Bach ve Chopin eserleri vazgeçilmezlerim. Bach çalarken kendimi bir klavikord ya da klavsen çalarmış gibi hayal ediyorum. Her eserinde piyanoyu tekrar keşfediyorum.
Chopin’nin eserlerini çalarken ülkesinden ayrılan küçük bir çocuğun özlemini, kırgınlıklarını, kalbindeki üzüntüyü ve bunun notalarına yansımasını çok iyi anlayabiliyorum.
Kendini gelecekte nasıl hayal ediyorsun? Hayallerin hep piyanistliğe dair mi?
Gelecekte kendimi Viyana’da yaşayan bir piyanist olarak hayal ediyorum. Hayatımın merkezinde piyano olduğu için hayallerimde de hep piyano var. Karavanım olmasını ve tüm dünyayı şehir şehir, kasaba kasaba dolaşıp konser vermeyi çok istiyorum. Piyanomun sesini herkese duyurabilmeyi hayal ediyorum.
Ne kadar güzel hayaller bunlar… Sence başarılı bir piyanist hangi özelliklere sahip olmalı? Bir müzisyen olarak, senin başarı tanımın nedir?
Başarılı bir piyanist disiplinli, özverili ve enstrümanını çok seviyor olmalı çünkü okul dışında geçirdiğimiz zamanın büyük bir kısmını enstrümanımız ile geçiriyoruz. Kısaca bu işi çok sevmek ve çok emek vermek, çok çalışmak gerekir. Başarılı bir piyanist olmak için farklı kişilerden eğitim almak, sadece piyano değil solfej, armoni ve teori derslerinin de iyi olması gerekir. Çünkü müzik bir bütündür.
İyi bir piyanist aynı zamanda duygusal anlamda ve fiziksel anlamda kendisini donanımlı yetiştirmelidir. Spor da hayatında olmalıdır. Ben yüzmeyi çok seviyorum, fırsat buldukça yüzüyorum.
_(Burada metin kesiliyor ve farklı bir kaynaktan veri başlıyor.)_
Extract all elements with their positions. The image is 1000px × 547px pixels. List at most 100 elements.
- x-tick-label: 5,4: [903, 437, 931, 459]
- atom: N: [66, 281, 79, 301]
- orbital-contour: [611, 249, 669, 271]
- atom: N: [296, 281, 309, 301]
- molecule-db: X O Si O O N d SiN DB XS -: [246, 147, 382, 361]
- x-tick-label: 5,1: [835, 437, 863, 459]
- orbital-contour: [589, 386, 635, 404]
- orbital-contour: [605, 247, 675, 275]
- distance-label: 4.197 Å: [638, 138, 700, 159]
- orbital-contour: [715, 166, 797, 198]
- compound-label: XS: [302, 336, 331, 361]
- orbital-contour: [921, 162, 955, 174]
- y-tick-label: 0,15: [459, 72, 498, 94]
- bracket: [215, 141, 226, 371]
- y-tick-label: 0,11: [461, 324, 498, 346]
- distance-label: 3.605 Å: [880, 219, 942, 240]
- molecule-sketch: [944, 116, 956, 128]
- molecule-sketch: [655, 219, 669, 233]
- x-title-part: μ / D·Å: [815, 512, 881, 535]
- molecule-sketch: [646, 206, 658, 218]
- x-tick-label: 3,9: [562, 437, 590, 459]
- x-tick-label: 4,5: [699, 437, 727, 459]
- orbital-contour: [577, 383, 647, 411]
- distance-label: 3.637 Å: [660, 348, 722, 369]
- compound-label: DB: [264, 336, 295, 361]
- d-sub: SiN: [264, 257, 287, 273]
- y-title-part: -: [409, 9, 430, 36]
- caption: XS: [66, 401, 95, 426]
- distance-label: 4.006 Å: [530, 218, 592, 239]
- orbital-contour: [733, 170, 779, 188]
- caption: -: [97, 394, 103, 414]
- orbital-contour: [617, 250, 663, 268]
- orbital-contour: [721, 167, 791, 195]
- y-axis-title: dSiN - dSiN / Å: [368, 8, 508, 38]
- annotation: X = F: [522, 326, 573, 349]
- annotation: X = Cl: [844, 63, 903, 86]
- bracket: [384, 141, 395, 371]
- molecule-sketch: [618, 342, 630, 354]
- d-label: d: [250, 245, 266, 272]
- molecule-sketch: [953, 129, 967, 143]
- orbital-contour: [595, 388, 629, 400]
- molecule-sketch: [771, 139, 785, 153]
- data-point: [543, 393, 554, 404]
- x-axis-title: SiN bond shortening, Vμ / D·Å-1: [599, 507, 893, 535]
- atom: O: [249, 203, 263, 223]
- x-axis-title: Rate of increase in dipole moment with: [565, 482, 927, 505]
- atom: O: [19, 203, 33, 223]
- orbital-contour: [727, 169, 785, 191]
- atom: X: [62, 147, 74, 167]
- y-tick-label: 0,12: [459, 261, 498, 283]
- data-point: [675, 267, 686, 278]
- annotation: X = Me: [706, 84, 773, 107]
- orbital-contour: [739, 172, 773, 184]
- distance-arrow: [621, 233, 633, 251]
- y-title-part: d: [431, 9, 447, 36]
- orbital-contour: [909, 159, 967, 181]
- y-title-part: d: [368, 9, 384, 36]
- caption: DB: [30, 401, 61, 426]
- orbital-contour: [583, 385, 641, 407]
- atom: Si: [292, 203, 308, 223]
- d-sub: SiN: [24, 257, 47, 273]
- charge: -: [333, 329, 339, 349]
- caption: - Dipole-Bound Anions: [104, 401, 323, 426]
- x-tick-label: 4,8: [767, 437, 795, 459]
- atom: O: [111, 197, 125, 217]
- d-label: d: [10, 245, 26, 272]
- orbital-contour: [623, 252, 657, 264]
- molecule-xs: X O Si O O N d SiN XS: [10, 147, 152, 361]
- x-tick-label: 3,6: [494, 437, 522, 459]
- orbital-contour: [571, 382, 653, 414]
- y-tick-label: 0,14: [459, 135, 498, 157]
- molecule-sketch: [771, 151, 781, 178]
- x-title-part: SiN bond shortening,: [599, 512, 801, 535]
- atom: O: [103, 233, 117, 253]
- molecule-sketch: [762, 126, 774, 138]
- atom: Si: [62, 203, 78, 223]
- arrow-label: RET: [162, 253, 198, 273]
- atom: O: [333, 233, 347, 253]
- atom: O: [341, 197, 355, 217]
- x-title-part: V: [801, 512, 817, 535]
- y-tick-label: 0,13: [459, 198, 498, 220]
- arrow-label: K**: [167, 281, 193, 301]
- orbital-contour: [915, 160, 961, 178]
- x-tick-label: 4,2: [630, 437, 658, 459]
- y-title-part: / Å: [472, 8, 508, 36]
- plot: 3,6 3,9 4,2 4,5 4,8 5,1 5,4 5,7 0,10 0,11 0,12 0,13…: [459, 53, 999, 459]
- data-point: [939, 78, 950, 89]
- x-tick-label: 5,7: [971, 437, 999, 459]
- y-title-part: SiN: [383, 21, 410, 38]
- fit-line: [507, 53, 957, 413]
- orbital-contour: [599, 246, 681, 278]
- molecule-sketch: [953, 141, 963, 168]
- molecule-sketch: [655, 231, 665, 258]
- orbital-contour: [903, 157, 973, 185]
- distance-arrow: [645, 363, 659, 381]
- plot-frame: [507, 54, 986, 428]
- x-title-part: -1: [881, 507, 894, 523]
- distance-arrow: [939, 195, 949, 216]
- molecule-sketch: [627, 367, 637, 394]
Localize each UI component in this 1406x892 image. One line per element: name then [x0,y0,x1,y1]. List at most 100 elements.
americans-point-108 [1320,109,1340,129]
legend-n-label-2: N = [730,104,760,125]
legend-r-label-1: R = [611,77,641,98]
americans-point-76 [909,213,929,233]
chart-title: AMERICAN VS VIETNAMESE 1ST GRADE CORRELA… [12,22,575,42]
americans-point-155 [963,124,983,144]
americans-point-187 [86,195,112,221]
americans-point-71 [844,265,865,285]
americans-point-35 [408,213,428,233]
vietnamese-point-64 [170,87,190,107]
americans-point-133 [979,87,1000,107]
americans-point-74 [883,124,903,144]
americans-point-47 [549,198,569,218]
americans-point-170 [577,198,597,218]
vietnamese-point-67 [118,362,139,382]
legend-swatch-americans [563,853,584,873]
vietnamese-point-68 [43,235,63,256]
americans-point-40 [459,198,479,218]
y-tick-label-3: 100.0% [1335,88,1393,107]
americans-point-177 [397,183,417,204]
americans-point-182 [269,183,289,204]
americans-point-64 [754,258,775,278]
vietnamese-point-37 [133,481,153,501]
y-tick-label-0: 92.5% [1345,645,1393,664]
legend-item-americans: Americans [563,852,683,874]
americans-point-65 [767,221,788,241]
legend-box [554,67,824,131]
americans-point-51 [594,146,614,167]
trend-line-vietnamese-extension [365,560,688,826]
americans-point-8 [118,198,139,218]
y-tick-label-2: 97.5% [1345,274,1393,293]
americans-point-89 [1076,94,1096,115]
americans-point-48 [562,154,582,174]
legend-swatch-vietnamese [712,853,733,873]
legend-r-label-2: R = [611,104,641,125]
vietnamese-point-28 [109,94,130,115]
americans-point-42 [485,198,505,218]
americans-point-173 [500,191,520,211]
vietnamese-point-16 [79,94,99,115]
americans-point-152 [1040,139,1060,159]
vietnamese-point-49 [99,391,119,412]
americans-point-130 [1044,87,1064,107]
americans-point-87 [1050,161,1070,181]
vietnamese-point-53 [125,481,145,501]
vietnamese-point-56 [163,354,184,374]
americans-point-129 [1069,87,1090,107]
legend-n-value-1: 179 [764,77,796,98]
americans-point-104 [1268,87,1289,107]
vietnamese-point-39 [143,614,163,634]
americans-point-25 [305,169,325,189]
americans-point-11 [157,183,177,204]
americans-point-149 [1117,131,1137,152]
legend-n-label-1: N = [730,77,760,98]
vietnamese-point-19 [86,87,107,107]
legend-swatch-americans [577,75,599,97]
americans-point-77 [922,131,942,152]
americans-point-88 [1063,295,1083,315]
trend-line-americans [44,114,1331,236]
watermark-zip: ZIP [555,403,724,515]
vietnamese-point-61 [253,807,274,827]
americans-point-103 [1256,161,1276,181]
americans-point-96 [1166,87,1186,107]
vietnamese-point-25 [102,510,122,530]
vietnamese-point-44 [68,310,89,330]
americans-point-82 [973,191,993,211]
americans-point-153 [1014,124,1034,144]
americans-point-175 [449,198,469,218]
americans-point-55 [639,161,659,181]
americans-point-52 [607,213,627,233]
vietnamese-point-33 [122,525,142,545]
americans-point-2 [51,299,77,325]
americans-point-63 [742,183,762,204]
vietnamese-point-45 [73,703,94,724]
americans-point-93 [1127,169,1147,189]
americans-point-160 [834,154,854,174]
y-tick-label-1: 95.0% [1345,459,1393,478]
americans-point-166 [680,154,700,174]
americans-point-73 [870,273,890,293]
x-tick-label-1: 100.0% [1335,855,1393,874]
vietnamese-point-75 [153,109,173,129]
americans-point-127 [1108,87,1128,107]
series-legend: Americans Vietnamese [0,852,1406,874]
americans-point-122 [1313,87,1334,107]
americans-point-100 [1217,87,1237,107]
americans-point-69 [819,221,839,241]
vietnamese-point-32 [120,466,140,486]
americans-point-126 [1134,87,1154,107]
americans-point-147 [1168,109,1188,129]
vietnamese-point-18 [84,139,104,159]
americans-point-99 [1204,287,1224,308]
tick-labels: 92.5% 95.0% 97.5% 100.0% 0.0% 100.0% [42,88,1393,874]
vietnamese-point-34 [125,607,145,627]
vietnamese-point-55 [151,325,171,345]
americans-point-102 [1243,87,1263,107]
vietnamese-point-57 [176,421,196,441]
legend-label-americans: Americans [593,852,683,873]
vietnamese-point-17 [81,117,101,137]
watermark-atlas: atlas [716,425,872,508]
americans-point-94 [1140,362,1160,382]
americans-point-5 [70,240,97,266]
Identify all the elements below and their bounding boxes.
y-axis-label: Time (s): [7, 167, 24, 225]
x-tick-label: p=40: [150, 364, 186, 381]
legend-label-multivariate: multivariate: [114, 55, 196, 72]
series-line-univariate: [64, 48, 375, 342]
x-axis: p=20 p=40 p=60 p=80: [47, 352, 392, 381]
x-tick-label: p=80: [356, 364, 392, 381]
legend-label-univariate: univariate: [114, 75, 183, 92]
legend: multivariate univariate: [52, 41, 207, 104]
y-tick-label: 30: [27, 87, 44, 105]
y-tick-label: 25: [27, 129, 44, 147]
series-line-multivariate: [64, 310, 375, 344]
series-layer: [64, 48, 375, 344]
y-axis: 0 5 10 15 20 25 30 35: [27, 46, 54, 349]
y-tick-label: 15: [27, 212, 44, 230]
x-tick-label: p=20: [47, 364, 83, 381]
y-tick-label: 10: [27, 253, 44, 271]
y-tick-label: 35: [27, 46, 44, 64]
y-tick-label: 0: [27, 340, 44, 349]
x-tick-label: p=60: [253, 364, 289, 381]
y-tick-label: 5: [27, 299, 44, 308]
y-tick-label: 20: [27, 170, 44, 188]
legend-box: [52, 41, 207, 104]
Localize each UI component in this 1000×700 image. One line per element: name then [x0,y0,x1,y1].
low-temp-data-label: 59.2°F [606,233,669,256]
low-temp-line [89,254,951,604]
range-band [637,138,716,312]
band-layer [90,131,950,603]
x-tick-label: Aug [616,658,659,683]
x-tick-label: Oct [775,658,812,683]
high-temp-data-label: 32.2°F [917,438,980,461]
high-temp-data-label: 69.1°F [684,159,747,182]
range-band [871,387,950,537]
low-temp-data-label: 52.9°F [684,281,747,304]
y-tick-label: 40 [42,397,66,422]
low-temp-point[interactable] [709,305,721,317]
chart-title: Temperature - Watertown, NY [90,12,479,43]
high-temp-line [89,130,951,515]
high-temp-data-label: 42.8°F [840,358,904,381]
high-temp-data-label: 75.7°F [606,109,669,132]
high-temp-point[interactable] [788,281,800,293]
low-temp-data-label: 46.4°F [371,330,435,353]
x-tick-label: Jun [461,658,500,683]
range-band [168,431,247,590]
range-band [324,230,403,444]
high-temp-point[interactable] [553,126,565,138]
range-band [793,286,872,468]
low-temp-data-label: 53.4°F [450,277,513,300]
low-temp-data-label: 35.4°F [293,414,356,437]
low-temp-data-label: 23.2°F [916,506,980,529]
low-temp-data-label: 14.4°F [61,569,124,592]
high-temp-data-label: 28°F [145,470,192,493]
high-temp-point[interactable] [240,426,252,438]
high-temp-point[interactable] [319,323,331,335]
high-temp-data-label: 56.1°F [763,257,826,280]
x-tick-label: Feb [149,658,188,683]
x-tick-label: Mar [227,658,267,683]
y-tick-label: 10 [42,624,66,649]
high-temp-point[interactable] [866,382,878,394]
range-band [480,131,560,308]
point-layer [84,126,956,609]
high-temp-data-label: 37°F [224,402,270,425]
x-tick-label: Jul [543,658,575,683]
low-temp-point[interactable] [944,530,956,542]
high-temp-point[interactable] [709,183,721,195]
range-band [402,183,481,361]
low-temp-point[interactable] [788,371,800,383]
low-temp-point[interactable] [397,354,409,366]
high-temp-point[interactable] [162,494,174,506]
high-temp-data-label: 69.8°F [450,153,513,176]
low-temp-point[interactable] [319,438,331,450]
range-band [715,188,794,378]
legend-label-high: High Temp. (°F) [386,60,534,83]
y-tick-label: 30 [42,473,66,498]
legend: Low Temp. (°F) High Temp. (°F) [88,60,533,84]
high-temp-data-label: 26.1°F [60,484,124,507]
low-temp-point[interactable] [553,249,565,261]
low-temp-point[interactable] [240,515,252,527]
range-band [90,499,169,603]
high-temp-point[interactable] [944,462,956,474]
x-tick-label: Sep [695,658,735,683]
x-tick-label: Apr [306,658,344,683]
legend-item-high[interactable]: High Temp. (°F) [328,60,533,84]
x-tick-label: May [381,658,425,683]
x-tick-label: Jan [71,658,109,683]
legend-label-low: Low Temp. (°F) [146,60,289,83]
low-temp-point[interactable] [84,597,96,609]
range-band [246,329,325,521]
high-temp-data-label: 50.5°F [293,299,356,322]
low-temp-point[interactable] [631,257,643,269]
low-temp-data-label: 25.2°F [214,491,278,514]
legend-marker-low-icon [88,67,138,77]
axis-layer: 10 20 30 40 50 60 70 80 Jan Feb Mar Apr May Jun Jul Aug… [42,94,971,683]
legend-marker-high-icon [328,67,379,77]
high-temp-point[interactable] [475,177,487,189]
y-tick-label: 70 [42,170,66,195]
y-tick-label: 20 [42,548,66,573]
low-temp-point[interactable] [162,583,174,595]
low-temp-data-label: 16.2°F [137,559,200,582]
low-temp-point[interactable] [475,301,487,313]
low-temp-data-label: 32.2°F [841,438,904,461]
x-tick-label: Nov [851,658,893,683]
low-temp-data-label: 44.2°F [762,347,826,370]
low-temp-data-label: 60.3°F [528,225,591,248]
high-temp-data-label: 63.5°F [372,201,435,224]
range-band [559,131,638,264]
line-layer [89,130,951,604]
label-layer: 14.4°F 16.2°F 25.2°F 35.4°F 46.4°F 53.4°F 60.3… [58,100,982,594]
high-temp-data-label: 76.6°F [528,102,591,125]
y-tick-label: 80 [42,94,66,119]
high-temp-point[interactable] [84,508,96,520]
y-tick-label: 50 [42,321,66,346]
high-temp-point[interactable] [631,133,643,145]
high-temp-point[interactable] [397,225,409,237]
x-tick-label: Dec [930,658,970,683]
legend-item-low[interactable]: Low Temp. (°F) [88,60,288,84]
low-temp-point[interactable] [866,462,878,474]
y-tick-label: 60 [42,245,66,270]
İyi bir okur olursa diğer piyanistlerin hayat hikayelerini okuyarak nasıl başarılı olduklarını anlar, eserlerindeki tüm ayrıntıları duyabilir ve bu onun yaratıcılığını arttırır.
Sen nasıl bir çalışma temposu izliyorsun? Günde kaç saat çalışırsın ve örneğin zorlu bir eseri öğrenirken nasıl bir yöntem izlersin?
Aslında gittiğim okul bize bu konuda çok yol gösterici. Her yıl 1 saat daha artıyor çalışma saatim. Şu an için hafta içi 4 saat çalışıyorum. Önce teknik çalışmalarımı yapıyorum, sonra da parçalarıma geçiyorum. Hafta sonlarında da süre daha çok oluyor. Deşifre parçalarımı hafta sonu çıkartıyorum.
Kendini nasıl bir piyanist adayı olarak tanımlarsın Ceylin Ada?
Mutlu, eğlenmeyi seven biriyim. Piyano çalarken de çok eğleniyorum. Başarılı bir piyanist olma yolunda yavaş ve emin adımlarla hedeflerime doğru adım attığımı düşünüyorum.
Zaman tünelinden geçip tanışmak istediğin besteci kim? Ve ona ne sormak / söylemek isterdin?
Bu sorunun cevabı tabi ki Bach olur. Bach’ın dünyası her zaman büyülü gelmiştir. Etütleri nasıl yazdığını sormak isterdim.
Peki yakın döneme dair projelerin, hayallerin neler?
Öncelikle ülkemde de düzenlenen yarışmalara katılmak istiyorum. Ve henüz çalışma fırsatı bulamadığım, çalışmak istediğim piyanistler var, onlarla çalışmayı çok istiyorum. Bilkent Üniversitesi Müzik ve Sahne Sanatları Fakültesi öğrencisi olarak Ahmet Adnan Saygun’un eserlerini çalmak istiyorum. Barok dönem benim için keşfedilememiş bir hazine gibi: Klavsen çalmak ve bu konuda eğitim almak istiyorum.
Bu keyifli söyleşi için çok teşekkürler. Seni ileride harika yerlerde göreceğime eminim.